Wednesday 18 November 2015

Review: Song of Seduction by Carrie Lofty

5 stars



Song of Seduction by Carrie Lofty was a beautifully crafted romance set in Salzburg, Austria in the early 1800s. Arie De Voss is a composer, renowned for his Love and Freedom symphony. Unfortunately for Arie's conscience, he didn't actually write it. Widowed Mathilda Heidel has always done her best to fade into the background. Her talent at violin set her apart from other young women, so she never pursued it, until her friend insists she attend lessons with Herr De Voss. Mathilda has idolised Arie since she first heard him conduct when she was sixteen, but he's nothing like she imagined. He's prickly and rude and forward...until suddenly he isn't. 

Both Arie and Mathilda were wonderfully complex and imperfect characters. Arie was anxious and hated socialising. Sometimes, he was even mean, and yet somehow the reader is still inclined to sympathise with him. In contrast, Mathilda was running scared from her ability to play music by ear, not wanting to stand out any more than she already does, thanks to her parent's interfaith Catholic-Jewish marriage and its tragic end. She married Jürgen, a local doctor, precisely because he was staid, and I really appreciated that Lofty didn't take the usual tack with this. More often than not - perhaps to justify the 'one great love' ideal and provide tension - widow heroines have had abusive first marriages, but this is not the case with Mathilda. Jürgen was kind and gentle, and after his death Mathilda is left feeling guilty that she hid her musical ability from him. The way Arie helped her come to terms with this and many other things, including her female sexuality, counterbalanced his tendency to be a bit of a bastard at times, and left the reader, ultimately, on his side. Arie and Mathilda's love was no idealised rainbow and unicorns affair, but a more realistic and honest acceptance of the other, idiosyncrasies and all. 
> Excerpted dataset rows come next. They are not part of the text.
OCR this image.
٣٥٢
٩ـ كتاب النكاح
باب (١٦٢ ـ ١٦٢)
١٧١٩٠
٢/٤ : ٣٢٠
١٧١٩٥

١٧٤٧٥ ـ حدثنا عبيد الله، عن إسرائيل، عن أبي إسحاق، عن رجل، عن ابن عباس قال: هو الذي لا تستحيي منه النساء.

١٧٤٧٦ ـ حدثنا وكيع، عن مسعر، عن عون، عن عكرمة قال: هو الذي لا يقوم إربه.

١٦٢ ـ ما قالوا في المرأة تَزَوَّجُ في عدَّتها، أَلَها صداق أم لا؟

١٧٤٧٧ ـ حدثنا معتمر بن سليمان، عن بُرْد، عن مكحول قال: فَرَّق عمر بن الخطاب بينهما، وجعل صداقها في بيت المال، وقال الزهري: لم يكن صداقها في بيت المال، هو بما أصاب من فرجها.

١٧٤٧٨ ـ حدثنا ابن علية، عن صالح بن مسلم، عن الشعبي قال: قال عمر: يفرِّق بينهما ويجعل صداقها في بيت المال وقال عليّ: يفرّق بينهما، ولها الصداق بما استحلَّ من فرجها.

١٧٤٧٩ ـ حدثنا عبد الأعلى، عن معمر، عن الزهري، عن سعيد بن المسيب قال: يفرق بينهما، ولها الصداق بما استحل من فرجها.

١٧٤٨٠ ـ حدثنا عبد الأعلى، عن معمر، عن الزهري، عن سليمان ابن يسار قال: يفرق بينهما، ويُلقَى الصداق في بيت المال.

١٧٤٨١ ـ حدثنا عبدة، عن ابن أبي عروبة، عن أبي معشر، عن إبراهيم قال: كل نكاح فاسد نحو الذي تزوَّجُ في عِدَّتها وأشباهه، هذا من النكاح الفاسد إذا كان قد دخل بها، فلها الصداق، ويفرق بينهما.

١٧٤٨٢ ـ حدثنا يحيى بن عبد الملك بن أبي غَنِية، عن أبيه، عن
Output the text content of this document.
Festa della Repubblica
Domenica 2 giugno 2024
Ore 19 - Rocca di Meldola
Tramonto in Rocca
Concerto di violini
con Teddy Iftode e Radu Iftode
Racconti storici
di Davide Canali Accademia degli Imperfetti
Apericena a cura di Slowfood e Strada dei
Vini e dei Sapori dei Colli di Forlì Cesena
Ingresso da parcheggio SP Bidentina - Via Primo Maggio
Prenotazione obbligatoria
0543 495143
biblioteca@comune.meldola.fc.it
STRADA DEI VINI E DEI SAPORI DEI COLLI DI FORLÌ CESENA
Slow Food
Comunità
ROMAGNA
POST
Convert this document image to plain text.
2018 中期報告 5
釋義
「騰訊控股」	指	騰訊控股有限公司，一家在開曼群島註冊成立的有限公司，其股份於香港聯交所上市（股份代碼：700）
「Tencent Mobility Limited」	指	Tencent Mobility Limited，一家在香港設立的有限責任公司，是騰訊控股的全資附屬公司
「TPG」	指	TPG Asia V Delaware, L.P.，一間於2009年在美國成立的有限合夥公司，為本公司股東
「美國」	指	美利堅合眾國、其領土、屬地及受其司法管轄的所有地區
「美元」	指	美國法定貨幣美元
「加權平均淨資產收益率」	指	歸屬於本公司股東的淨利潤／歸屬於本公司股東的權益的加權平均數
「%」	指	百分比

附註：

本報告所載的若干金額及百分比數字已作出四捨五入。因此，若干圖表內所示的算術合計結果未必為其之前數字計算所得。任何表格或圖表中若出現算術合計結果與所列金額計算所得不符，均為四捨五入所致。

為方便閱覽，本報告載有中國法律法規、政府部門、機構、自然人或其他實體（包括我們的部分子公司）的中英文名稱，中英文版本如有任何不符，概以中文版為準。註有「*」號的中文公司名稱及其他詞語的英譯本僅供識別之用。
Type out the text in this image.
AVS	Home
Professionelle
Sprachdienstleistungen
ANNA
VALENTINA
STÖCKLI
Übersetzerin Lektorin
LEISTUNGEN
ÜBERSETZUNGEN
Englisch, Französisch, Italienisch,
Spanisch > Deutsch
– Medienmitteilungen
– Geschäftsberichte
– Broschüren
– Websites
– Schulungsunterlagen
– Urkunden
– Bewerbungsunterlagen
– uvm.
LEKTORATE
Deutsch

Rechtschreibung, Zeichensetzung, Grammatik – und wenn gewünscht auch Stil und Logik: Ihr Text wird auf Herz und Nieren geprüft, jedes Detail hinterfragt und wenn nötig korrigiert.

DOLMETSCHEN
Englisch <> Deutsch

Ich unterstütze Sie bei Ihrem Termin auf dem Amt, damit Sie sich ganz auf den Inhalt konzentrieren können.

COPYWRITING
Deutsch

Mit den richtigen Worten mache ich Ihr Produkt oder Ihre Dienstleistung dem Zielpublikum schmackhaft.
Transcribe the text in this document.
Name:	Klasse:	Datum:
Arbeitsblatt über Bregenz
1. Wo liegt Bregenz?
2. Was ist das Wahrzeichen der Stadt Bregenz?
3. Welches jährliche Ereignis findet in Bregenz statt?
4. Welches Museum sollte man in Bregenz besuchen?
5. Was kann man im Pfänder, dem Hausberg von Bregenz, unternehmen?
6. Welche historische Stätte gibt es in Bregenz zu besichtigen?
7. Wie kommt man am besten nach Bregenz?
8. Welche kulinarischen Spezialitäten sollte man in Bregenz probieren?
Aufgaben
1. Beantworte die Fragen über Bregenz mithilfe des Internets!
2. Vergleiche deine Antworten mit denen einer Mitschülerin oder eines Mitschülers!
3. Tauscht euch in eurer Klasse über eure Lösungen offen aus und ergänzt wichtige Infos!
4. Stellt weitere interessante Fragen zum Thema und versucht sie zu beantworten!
The three-part structure really reinforced this. There was no fade to black as soon as the characters decided they loved each other, and it was moving to be able to watch Mathilda and Arie's struggles. No matter what romance novels tell us, the decision to be together is more often the beginning of a story than the end of one, and I was glad to see this reflected in Song of Seduction.

Lofty's writing is lyrical in a way reminiscent of Eva Ibbotson's romances, and not just because both take place within the German-speaking world. Like so many people, Ibbotson's romances were amongst those that introduced me to the genre, and - until now - I have never found an author who so recreate a world long gone in such an evocative and all-consuming manner. If I occasionally rolled my eyes at Lofty's adjectival descriptions of music, it probably has more to do with me being a musical Philistine than her writing, and even I can appreciate how central music was to the characters and their relationship. 

Overall, Song of Seduction was so good that I've been stuck in a serious book funk ever since finishing it. Nothing is helping, so I'll probably end up reading the Ibbotson book that started it all, The Morning Gift, for about the bazillionith time.